C’est le terme qui a été proposé par Cincinat Sfințescu et qui a été utilisé par la période communiste. L’idée de systématisation c’est de faire ordre. Quelque chose qui est bien ordonné, c’est quelque chose qui est bien systématisé. Ce qui est intéressant c’est que même aujourd’hui dans les discussions techniques parfois il y a des collègues qui pensent que l’idée de systématisation est plus claire que celle de plan d’urbanisme.

 

Beatriz Fernández Agueda

En Espagne, on parle d’organisation urbaine. Moi aussi ça m’a frappé le mot systématisation.

 

Corinne Jaquand

Pour revenir au bilan et aux aspects positifs du Sweckverband du Grand Berlin, ça a été un début d’articulation entre politique de transport et politiques foncières. C’était le sens d’ailleurs de la thèse de Martin Wagner qui a proposé, avec une certaine vision, de prolonger certaines lignes de transport pour à la fois desservir les zones de loisirs et les villes nouvelles qui allaient être bâties.

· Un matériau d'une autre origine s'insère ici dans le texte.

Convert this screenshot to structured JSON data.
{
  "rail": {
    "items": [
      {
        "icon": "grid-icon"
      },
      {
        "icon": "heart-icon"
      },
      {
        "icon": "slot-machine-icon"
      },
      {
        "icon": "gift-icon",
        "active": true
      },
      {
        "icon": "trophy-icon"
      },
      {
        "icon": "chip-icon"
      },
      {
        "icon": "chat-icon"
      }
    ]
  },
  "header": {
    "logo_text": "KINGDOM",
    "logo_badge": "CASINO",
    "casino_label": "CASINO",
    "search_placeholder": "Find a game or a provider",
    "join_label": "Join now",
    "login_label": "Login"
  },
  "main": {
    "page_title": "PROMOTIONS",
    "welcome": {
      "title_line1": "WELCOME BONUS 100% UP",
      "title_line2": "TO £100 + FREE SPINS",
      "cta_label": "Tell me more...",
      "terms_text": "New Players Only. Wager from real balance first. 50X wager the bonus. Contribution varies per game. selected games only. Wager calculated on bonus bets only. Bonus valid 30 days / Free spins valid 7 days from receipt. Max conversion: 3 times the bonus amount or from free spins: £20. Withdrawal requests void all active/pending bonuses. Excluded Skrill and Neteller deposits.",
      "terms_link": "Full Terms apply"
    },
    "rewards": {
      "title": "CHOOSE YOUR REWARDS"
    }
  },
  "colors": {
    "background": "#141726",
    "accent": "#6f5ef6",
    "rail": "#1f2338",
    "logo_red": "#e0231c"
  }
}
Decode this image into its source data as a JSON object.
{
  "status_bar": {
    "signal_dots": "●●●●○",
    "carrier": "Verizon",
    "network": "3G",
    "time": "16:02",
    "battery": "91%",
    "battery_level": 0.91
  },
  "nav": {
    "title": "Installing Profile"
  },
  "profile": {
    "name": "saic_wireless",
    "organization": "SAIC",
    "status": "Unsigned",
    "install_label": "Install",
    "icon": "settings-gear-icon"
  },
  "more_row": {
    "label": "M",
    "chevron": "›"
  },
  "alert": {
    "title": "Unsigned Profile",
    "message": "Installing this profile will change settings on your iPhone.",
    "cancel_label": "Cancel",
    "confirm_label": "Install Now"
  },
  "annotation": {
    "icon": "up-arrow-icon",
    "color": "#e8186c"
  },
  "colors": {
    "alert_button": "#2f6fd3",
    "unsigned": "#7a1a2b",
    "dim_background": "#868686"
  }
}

J’ai été aussi très intéressée par le cas de Cologne parce que ce qui a été reproché au Verband de Berlin mais aussi à l’administration des années 1920, c’est de ne pas avoir abouti à un plan d’urbanisme. Il n’y a pas eu de master plan à Berlin sauf cette structuration par les espaces libres qui étaient finalement des espaces publics modernes. L’autre critique qui a été faite c’est qu’il n’y a pas eu, dans les années 1920 en tout cas, de planification de centres secondaires. Je pense qu’on voit bien, dans ces année 1920, qu’on est à cheval entre un urbanisme de plan masse et quelque chose qui est plutôt de l’ordre d’un schéma d’organisation sociale

 

Intervenant(e) non identifé(é)

Pour Paris il y a quand même un phénomène particulier c’est que Paris est la ville de la commune ce qui explique que jamais le pouvoir central n’a permis son développement. Il y a toujours eu une lutte entre le pouvoir central/régional, et le pouvoir parisien. Je pense que c’est important cette lutte historique et il faut attendre une date récente, après 1945, pour voir le développement exponentiel de la région parisienne.